Loconte also supplies comments on the issue of the choice to end one’s life, affirming that it is

morally wrong, thereby warranting the use of hospice as a morally correct choice as opposed to

the immoral act of suicide (Loconte 734). As shown, the arguments presented in one article

contest the arguments presented in the other article. “We have the right to commit suicide and
the right to refuse unwanted medical treatment, including food and water” (Girsh 724); as

opposed to a Christian argument proposed by Loconte, “[your life] is not your own; you were

bought at a price [therefore] we are not in control of our lives” (Loconte 734). Each argument

flows smoothly with the bulk of the article and is effective in presenting the argument in terms

that would be understood by the audience, which is an educated American. Most Americans

know basic Christian beliefs, and it can be said that every American values their agency, as

evident in the Bill of Rights. However, since not all Americans are Christian, nor do all

Americans share Christian views on the afterlife, Loconte’s argument is not as widely

acceptable. While it is truth to one person, it is pure fallacy to another. Girch writes, “[m]ost

Americans do not want to be governed by religious beliefs they don’t share” (Girch 726).

Hence, Girch’s article is superior in its effective use of acceptable appeals.

In many cases, an argument must be logical to be considered acceptable and valid. As a

logical argument, there must be proof that an argument is true. While each article provides

sound statistics and substantial proof to support their respective arguments, much of the logic

and reasoning behind Loconte’s “Hospice, Not Hemlock”, is based upon religious principles.

Religion, by definition, is illogical because it has its basis in faith, a belief in things that have no

logical support. Thus, Loconte’s argument cannot be acceptable and valid to all Americans.

Aside from this one fallacy, Loconte presents testimonials and stories which inspire terminally ill

patients to choose hospice instead of physician-assisted suicide. Such stories include the

miraculous and prolonged life of a terminally ill patient “that seems to defy the rules of

medicine” (Loconte 734). Girsh presents no great fallacy and concludes in an equally strong

fashion with stories and instances of “desperately ill people” dying in obscure locations in

potentially hazardous and unpredictable fashions (Girsh 727). In light of this scare tactic
conclusion to Girsh’s article, I must conclude that Girsh’s article is, overall, more valid and

acceptable than Loconte’s article.

Each article examined presented a well thought out argument. Both arguments were well

written, however, the article written by Faye Girsh, “Should Physician-Assisted Suicide Be

Legalized? Yes!” presents a better argument than “Hospice, Not Hemlock”, written by Joe

Loconte. It can be concluded that Girsh’s article is a better argument under the criteria used in

this evaluation, the criteria being: first, the use of conditions of rebuttal; second, the strength and

use of acceptable appeals; and lastly, the strength of the argument as evident in its overall

acceptability as a valid argument. Girsh creates a more open argument through the use of

numerous conditions of rebuttal and examines more logical and reasonable claims, resulting in a

more acceptable and valid argument.


Works Cited

Girsh, Faye. “Should Physician-Assisted Suicide Be Legalized? Yes!” Insight 8 March 1999:

np. Reprinted in Lunsford, Andrea A., John J. Ruszkiewicz, and Keith Walters.
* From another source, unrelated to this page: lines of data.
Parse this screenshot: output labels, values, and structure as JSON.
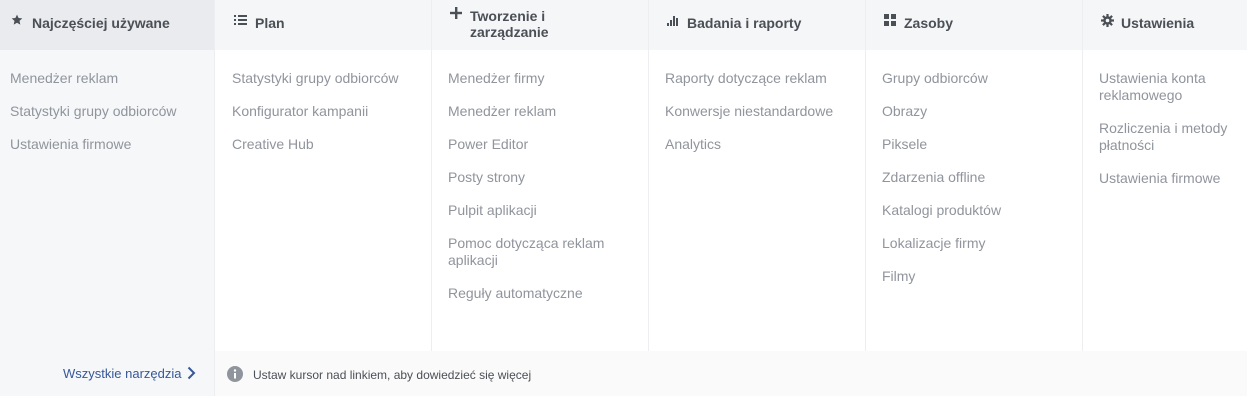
{
  "columns": [
    {
      "title": "Najczęściej używane",
      "icon": "star-icon",
      "items": [
        "Menedżer reklam",
        "Statystyki grupy odbiorców",
        "Ustawienia firmowe"
      ]
    },
    {
      "title": "Plan",
      "icon": "list-icon",
      "items": [
        "Statystyki grupy odbiorców",
        "Konfigurator kampanii",
        "Creative Hub"
      ]
    },
    {
      "title": "Tworzenie i zarządzanie",
      "icon": "plus-icon",
      "items": [
        "Menedżer firmy",
        "Menedżer reklam",
        "Power Editor",
        "Posty strony",
        "Pulpit aplikacji",
        "Pomoc dotycząca reklam aplikacji",
        "Reguły automatyczne"
      ]
    },
    {
      "title": "Badania i raporty",
      "icon": "bar-chart-icon",
      "items": [
        "Raporty dotyczące reklam",
        "Konwersje niestandardowe",
        "Analytics"
      ]
    },
    {
      "title": "Zasoby",
      "icon": "grid-icon",
      "items": [
        "Grupy odbiorców",
        "Obrazy",
        "Piksele",
        "Zdarzenia offline",
        "Katalogi produktów",
        "Lokalizacje firmy",
        "Filmy"
      ]
    },
    {
      "title": "Ustawienia",
      "icon": "gear-icon",
      "items": [
        "Ustawienia konta reklamowego",
        "Rozliczenia i metody płatności",
        "Ustawienia firmowe"
      ]
    }
  ],
  "footer": {
    "all_tools_label": "Wszystkie narzędzia",
    "hint": "Ustaw kursor nad linkiem, aby dowiedzieć się więcej",
    "info_icon": "info-icon",
    "chevron_icon": "chevron-right-icon"
  },
  "colors": {
    "link": "#365899",
    "item_text": "#90949c",
    "header_text": "#4b4f56"
  }
}
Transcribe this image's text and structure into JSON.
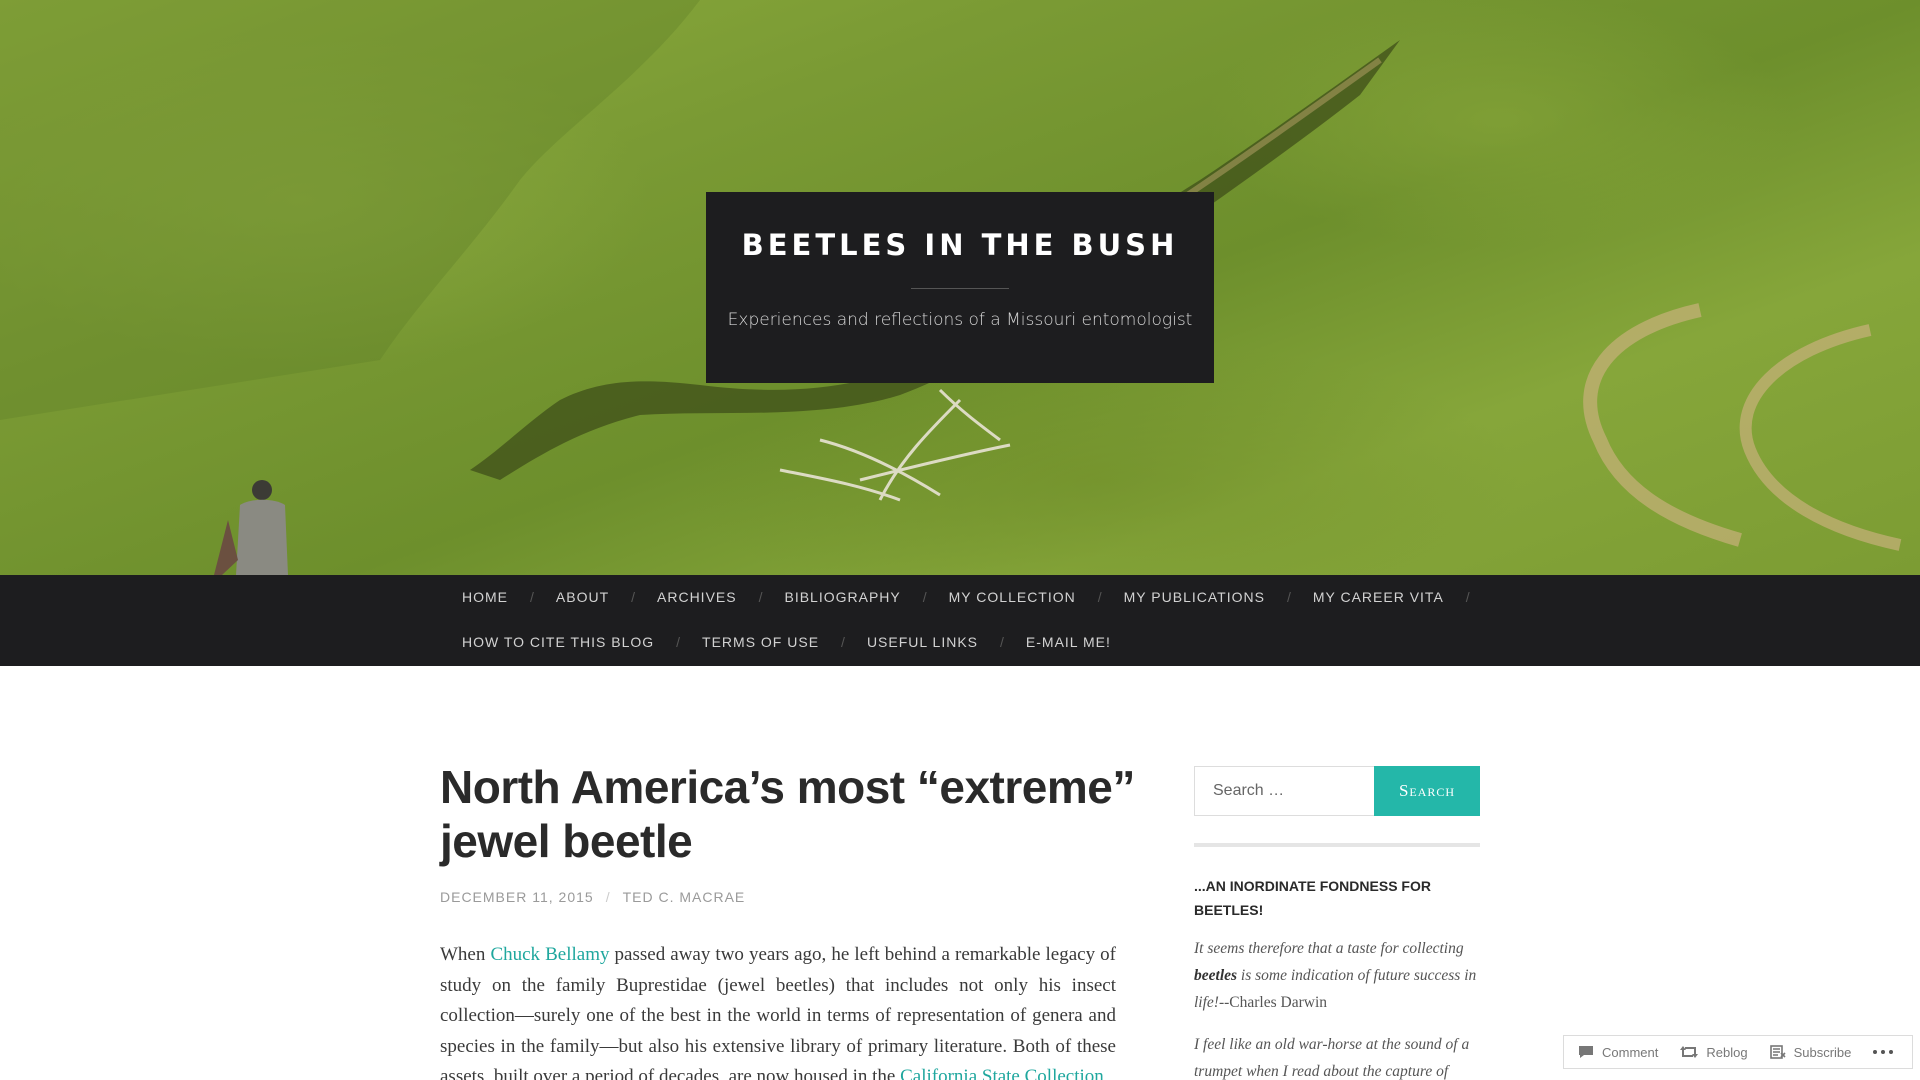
{
  "header": {
    "site_title": "BEETLES IN THE BUSH",
    "tagline": "Experiences and reflections of a Missouri entomologist"
  },
  "nav": {
    "row1": [
      "HOME",
      "ABOUT",
      "ARCHIVES",
      "BIBLIOGRAPHY",
      "MY COLLECTION",
      "MY PUBLICATIONS",
      "MY CAREER VITA"
    ],
    "row2": [
      "HOW TO CITE THIS BLOG",
      "TERMS OF USE",
      "USEFUL LINKS",
      "E-MAIL ME!"
    ],
    "separator": "/"
  },
  "post": {
    "title": "North America’s most “extreme” jewel beetle",
    "date": "DECEMBER 11, 2015",
    "meta_separator": "/",
    "author": "TED C. MACRAE",
    "body": {
      "p1_a": "When ",
      "link1": "Chuck Bellamy",
      "p1_b": " passed away two years ago, he left behind a remarkable legacy of study on the family Buprestidae (jewel beetles) that includes not only his insect collection—surely one of the best in the world in terms of representation of genera and species in the family—but also his extensive library of primary literature. Both of these assets, built over a period of decades, are now housed in the ",
      "link2": "California State Collection"
    }
  },
  "sidebar": {
    "search_placeholder": "Search …",
    "search_button": "Search",
    "widget_title": "...AN INORDINATE FONDNESS FOR BEETLES!",
    "quote1_a": "It seems therefore that a taste for collecting ",
    "quote1_bold": "beetles",
    "quote1_b": " is some indication of future success in life!",
    "quote1_author": "--Charles Darwin",
    "quote2": "I feel like an old war-horse at the sound of a trumpet when I read about the capture of"
  },
  "action_bar": {
    "comment": "Comment",
    "reblog": "Reblog",
    "subscribe": "Subscribe"
  }
}
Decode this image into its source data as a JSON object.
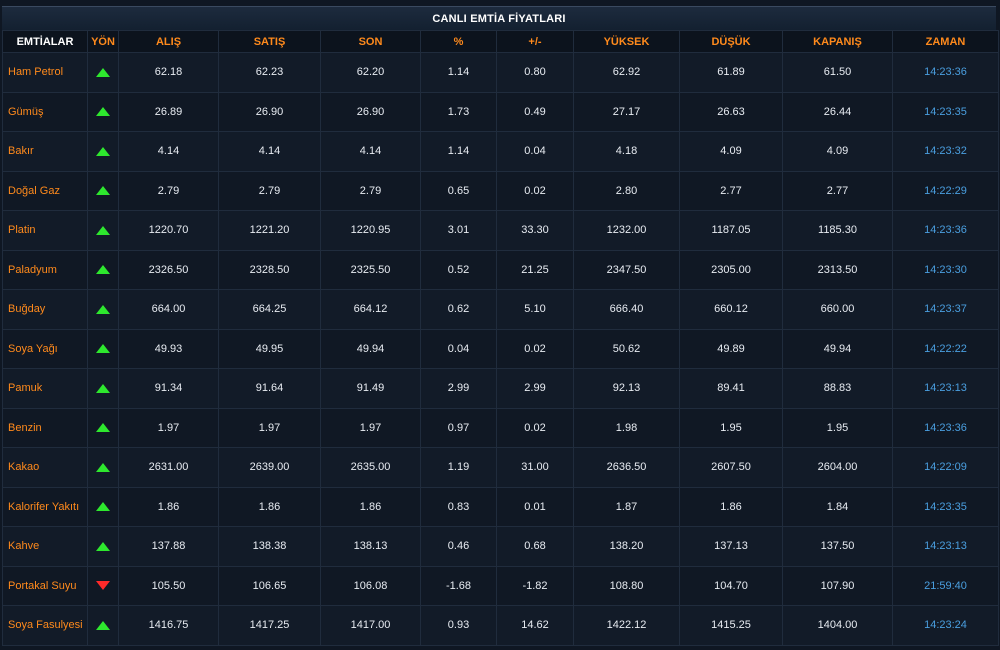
{
  "title": "CANLI EMTİA FİYATLARI",
  "columns": [
    "EMTİALAR",
    "YÖN",
    "ALIŞ",
    "SATIŞ",
    "SON",
    "%",
    "+/-",
    "YÜKSEK",
    "DÜŞÜK",
    "KAPANIŞ",
    "ZAMAN"
  ],
  "colors": {
    "name": "#ff8a1c",
    "time": "#4a9fe0",
    "up": "#2ee82e",
    "down": "#ff2a2a"
  },
  "rows": [
    {
      "name": "Ham Petrol",
      "dir": "up",
      "alis": "62.18",
      "satis": "62.23",
      "son": "62.20",
      "pct": "1.14",
      "diff": "0.80",
      "yuksek": "62.92",
      "dusuk": "61.89",
      "kapanis": "61.50",
      "zaman": "14:23:36"
    },
    {
      "name": "Gümüş",
      "dir": "up",
      "alis": "26.89",
      "satis": "26.90",
      "son": "26.90",
      "pct": "1.73",
      "diff": "0.49",
      "yuksek": "27.17",
      "dusuk": "26.63",
      "kapanis": "26.44",
      "zaman": "14:23:35"
    },
    {
      "name": "Bakır",
      "dir": "up",
      "alis": "4.14",
      "satis": "4.14",
      "son": "4.14",
      "pct": "1.14",
      "diff": "0.04",
      "yuksek": "4.18",
      "dusuk": "4.09",
      "kapanis": "4.09",
      "zaman": "14:23:32"
    },
    {
      "name": "Doğal Gaz",
      "dir": "up",
      "alis": "2.79",
      "satis": "2.79",
      "son": "2.79",
      "pct": "0.65",
      "diff": "0.02",
      "yuksek": "2.80",
      "dusuk": "2.77",
      "kapanis": "2.77",
      "zaman": "14:22:29"
    },
    {
      "name": "Platin",
      "dir": "up",
      "alis": "1220.70",
      "satis": "1221.20",
      "son": "1220.95",
      "pct": "3.01",
      "diff": "33.30",
      "yuksek": "1232.00",
      "dusuk": "1187.05",
      "kapanis": "1185.30",
      "zaman": "14:23:36"
    },
    {
      "name": "Paladyum",
      "dir": "up",
      "alis": "2326.50",
      "satis": "2328.50",
      "son": "2325.50",
      "pct": "0.52",
      "diff": "21.25",
      "yuksek": "2347.50",
      "dusuk": "2305.00",
      "kapanis": "2313.50",
      "zaman": "14:23:30"
    },
    {
      "name": "Buğday",
      "dir": "up",
      "alis": "664.00",
      "satis": "664.25",
      "son": "664.12",
      "pct": "0.62",
      "diff": "5.10",
      "yuksek": "666.40",
      "dusuk": "660.12",
      "kapanis": "660.00",
      "zaman": "14:23:37"
    },
    {
      "name": "Soya Yağı",
      "dir": "up",
      "alis": "49.93",
      "satis": "49.95",
      "son": "49.94",
      "pct": "0.04",
      "diff": "0.02",
      "yuksek": "50.62",
      "dusuk": "49.89",
      "kapanis": "49.94",
      "zaman": "14:22:22"
    },
    {
      "name": "Pamuk",
      "dir": "up",
      "alis": "91.34",
      "satis": "91.64",
      "son": "91.49",
      "pct": "2.99",
      "diff": "2.99",
      "yuksek": "92.13",
      "dusuk": "89.41",
      "kapanis": "88.83",
      "zaman": "14:23:13"
    },
    {
      "name": "Benzin",
      "dir": "up",
      "alis": "1.97",
      "satis": "1.97",
      "son": "1.97",
      "pct": "0.97",
      "diff": "0.02",
      "yuksek": "1.98",
      "dusuk": "1.95",
      "kapanis": "1.95",
      "zaman": "14:23:36"
    },
    {
      "name": "Kakao",
      "dir": "up",
      "alis": "2631.00",
      "satis": "2639.00",
      "son": "2635.00",
      "pct": "1.19",
      "diff": "31.00",
      "yuksek": "2636.50",
      "dusuk": "2607.50",
      "kapanis": "2604.00",
      "zaman": "14:22:09"
    },
    {
      "name": "Kalorifer Yakıtı",
      "dir": "up",
      "alis": "1.86",
      "satis": "1.86",
      "son": "1.86",
      "pct": "0.83",
      "diff": "0.01",
      "yuksek": "1.87",
      "dusuk": "1.86",
      "kapanis": "1.84",
      "zaman": "14:23:35"
    },
    {
      "name": "Kahve",
      "dir": "up",
      "alis": "137.88",
      "satis": "138.38",
      "son": "138.13",
      "pct": "0.46",
      "diff": "0.68",
      "yuksek": "138.20",
      "dusuk": "137.13",
      "kapanis": "137.50",
      "zaman": "14:23:13"
    },
    {
      "name": "Portakal Suyu",
      "dir": "down",
      "alis": "105.50",
      "satis": "106.65",
      "son": "106.08",
      "pct": "-1.68",
      "diff": "-1.82",
      "yuksek": "108.80",
      "dusuk": "104.70",
      "kapanis": "107.90",
      "zaman": "21:59:40"
    },
    {
      "name": "Soya Fasulyesi",
      "dir": "up",
      "alis": "1416.75",
      "satis": "1417.25",
      "son": "1417.00",
      "pct": "0.93",
      "diff": "14.62",
      "yuksek": "1422.12",
      "dusuk": "1415.25",
      "kapanis": "1404.00",
      "zaman": "14:23:24"
    }
  ]
}
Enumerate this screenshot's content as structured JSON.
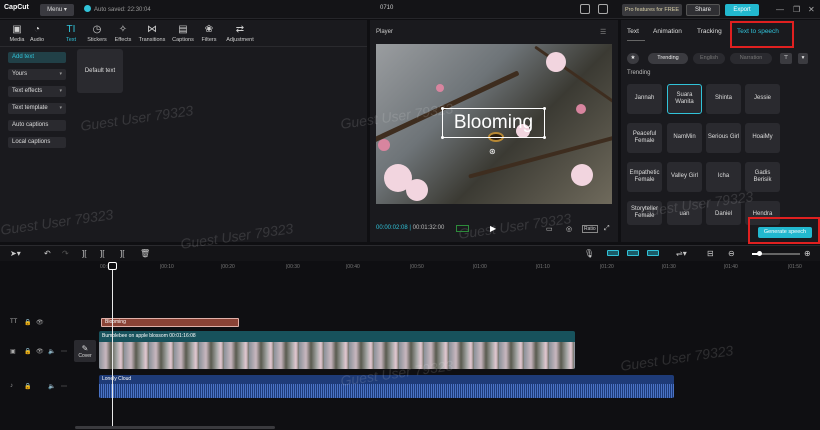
{
  "titlebar": {
    "logo": "CapCut",
    "menu_label": "Menu",
    "autosave": "Auto saved: 22:30:04",
    "project_title": "0710",
    "pro_label": "Pro features for FREE",
    "share_label": "Share",
    "export_label": "Export"
  },
  "toolbar": {
    "tools": [
      {
        "label": "Media",
        "icon": "▣"
      },
      {
        "label": "Audio",
        "icon": "◔"
      },
      {
        "label": "Text",
        "icon": "TI"
      },
      {
        "label": "Stickers",
        "icon": "◷"
      },
      {
        "label": "Effects",
        "icon": "✧"
      },
      {
        "label": "Transitions",
        "icon": "⋈"
      },
      {
        "label": "Captions",
        "icon": "▤"
      },
      {
        "label": "Filters",
        "icon": "❀"
      },
      {
        "label": "Adjustment",
        "icon": "⇄"
      }
    ],
    "active": "Text"
  },
  "left_menu": {
    "items": [
      "Add text",
      "Yours",
      "Text effects",
      "Text template",
      "Auto captions",
      "Local captions"
    ]
  },
  "template_tile": "Default text",
  "watermark": "Guest User 79323",
  "player": {
    "title": "Player",
    "caption_text": "Blooming",
    "time_current": "00:00:02:08",
    "time_total": "00:01:32:00",
    "ratio_label": "Ratio"
  },
  "right_panel": {
    "tabs": [
      "Text",
      "Animation",
      "Tracking",
      "Text to speech"
    ],
    "active_tab": "Text to speech",
    "filters": [
      "Trending",
      "English",
      "Narration"
    ],
    "section_label": "Trending",
    "voices": [
      [
        "Jannah",
        "Suara Wanita",
        "Shinta",
        "Jessie"
      ],
      [
        "Peaceful Female",
        "NamMin",
        "Serious Girl",
        "HoaiMy"
      ],
      [
        "Empathetic Female",
        "Valley Girl",
        "Icha",
        "Gadis Berisik"
      ],
      [
        "Storyteller Female",
        "uan",
        "Daniel",
        "Hendra"
      ]
    ],
    "selected_voice": "Suara Wanita",
    "generate_label": "Generate speech"
  },
  "timeline": {
    "ruler_ticks": [
      "00:00",
      "|00:10",
      "|00:20",
      "|00:30",
      "|00:40",
      "|00:50",
      "|01:00",
      "|01:10",
      "|01:20",
      "|01:30",
      "|01:40",
      "|01:50"
    ],
    "text_clip": "Blooming",
    "video_clip": "Bumblebee on apple blossom  00:01:16:08",
    "cover_label": "Cover",
    "audio_clip": "Lonely Cloud"
  },
  "colors": {
    "accent": "#22b8cf",
    "highlight_box": "#e02020",
    "text_clip": "#8a4336",
    "video_clip": "#17525c",
    "audio_clip": "#1e3b78"
  }
}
everything’s an argument: with readings. 2nd ed. Boston: Bedford/St. Martin’s, 2001.

723-27.

Loconte, Joe. “Hospice, Not Hemlock: The Medical and Moral Rebuke to Doctor-Assisted

Suicide” Policy Review: The Journal of American Citizenship March/April1998: np

Reprinted in Lunsford, Andrea A., John J. Ruszkiewicz, and Keith Walters. everything’s

an argument: with readings. 2nd ed. Boston: Bedford/St. Martin’s, 2001. 729-35.